At the court of———, there was an Italian, not uncelebrated for his wisdom, nor unbeloved for an innocence and integrity of life rarely indeed to be met with among his countrymen. The acquaintance of this man, who was about fifty years of age, and who was devoted almost exclusively to the pursuit of philosophical science, I had sedulously cultivated. His conversation pleased me; his wisdom improved; and his benevolence, which reminded me of the traits of La Fontaine, it was so infantine, made me incline to love him. Upon the growth of the fearful malady of mind which seized me, I had discontinued my visits and my invitations to the Italian; and Bezoni (so was he called) felt a little offended by my neglect. As soon, however, as he discovered my state of mind, the good man’s resentment left him. He forced himself upon my solitude, and would sit by me whole evenings,—sometimes without exchanging a word, sometimes with vain attempts to interest, to arouse, or to amuse me.

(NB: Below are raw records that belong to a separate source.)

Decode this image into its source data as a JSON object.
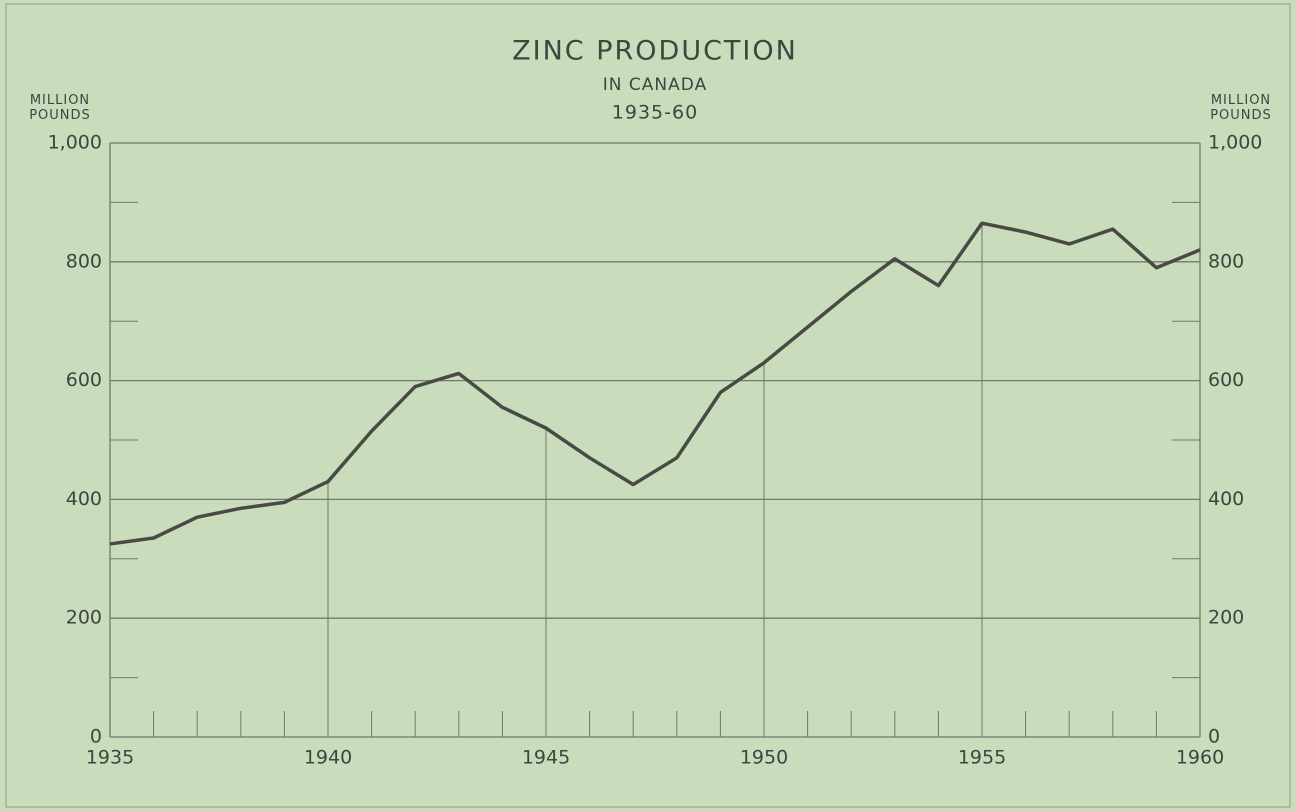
{
  "chart_data": {
    "type": "line",
    "title": "ZINC PRODUCTION",
    "subtitle": "IN CANADA",
    "period": "1935-60",
    "y_label": "MILLION POUNDS",
    "y2_label": "MILLION POUNDS",
    "x": [
      1935,
      1936,
      1937,
      1938,
      1939,
      1940,
      1941,
      1942,
      1943,
      1944,
      1945,
      1946,
      1947,
      1948,
      1949,
      1950,
      1951,
      1952,
      1953,
      1954,
      1955,
      1956,
      1957,
      1958,
      1959,
      1960
    ],
    "values": [
      325,
      335,
      370,
      385,
      395,
      430,
      515,
      590,
      612,
      555,
      520,
      470,
      425,
      470,
      580,
      630,
      690,
      750,
      805,
      760,
      865,
      850,
      830,
      855,
      790,
      820
    ],
    "color": "#4a4a44",
    "xlim": [
      1935,
      1960
    ],
    "xticks": [
      1935,
      1940,
      1945,
      1950,
      1955,
      1960
    ],
    "ylim": [
      0,
      1000
    ],
    "yticks": [
      0,
      200,
      400,
      600,
      {
        "value": 800,
        "label": "800"
      },
      {
        "value": 1000,
        "label": "1,000"
      }
    ],
    "yticks_minor": [
      100,
      300,
      500,
      700,
      900
    ],
    "y2lim": [
      0,
      1000
    ],
    "y2ticks": [
      0,
      200,
      400,
      600,
      800,
      {
        "value": 1000,
        "label": "1,000"
      }
    ],
    "grid": true
  }
}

At last, one evening—it was the era of a fearful suffering to me—our conversation turned upon those subjects which are at once the most important and the most rarely discussed. We spoke of religion. We first talked upon the theology of revealed religion. As Bezoni warmed into candour, I perceived that his doctrines differed from my own, and that he inly disbelieved that divine creed which Christians profess to adore. From a dispute on the ground of faith, we came to one upon the more debatable ground of reason. We turned from the subject of revealed to that of natural religion; and we entered long and earnestly into that grandest of all earthly speculations,—the metaphysical proofs of the immortality of the soul. Again the sentiments of Bezoni were opposed to mine. He was a believer in the dark doctrine which teaches that man is dust and that all things are forgotten in the grave. He expressed his opinions with a clearness and precision the more impressive because totally devoid of cavil and of rhetoric. I listened in silence, but with a deep and most chilling dismay. Even now I think I see the man as he sat before me, the light of the lamp falling on his high forehead and dark features; even now I think I hear his calm, low voice—the silver voice of his country—stealing to my heart, and withering the only pure and unsullied hope which I yet cherished there.

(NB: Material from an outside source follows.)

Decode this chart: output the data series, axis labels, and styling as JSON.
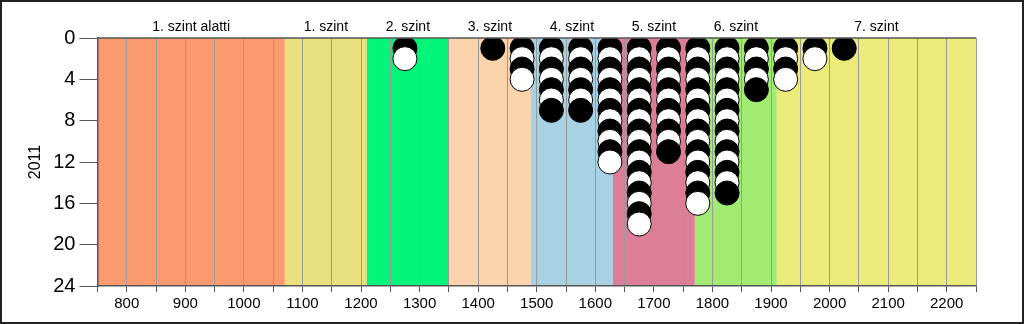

Bezoni left me, unconscious of the anguish he bequeathed me, to think over all he had said. I did not sleep nor even retire to bed. I laid my head upon my hands, and surrendered myself to turbulent yet intense reflection. Every man who has lived much in the world, and conversed with its various tribes, has, I fear, met with many who, on this momentous subject, profess the same tenets as Bezoni. But he was the first person I had met of that sect who had evidently thought long and deeply upon the creed he had embraced. He was not a voluptuary nor a boaster nor a wit. He had not been misled by the delusions either of vanity or of the senses. He was a man pure, innocent, modest, full of all tender charities and meek dispositions towards mankind: it was evidently his interest to believe in a future state; he could have had nothing to fear from it. Not a single passion did he cherish which the laws of another world would have condemned. Add to this, what I have observed before, that he was not a man fond of the display of intellect, nor one that brought to the discussions of wisdom the artillery of wit. He was grave, humble, and self-diffident, beyond all beings. I would have given a kingdom to have found something in the advocate by which I could have condemned the cause: I could not, and I was wretched.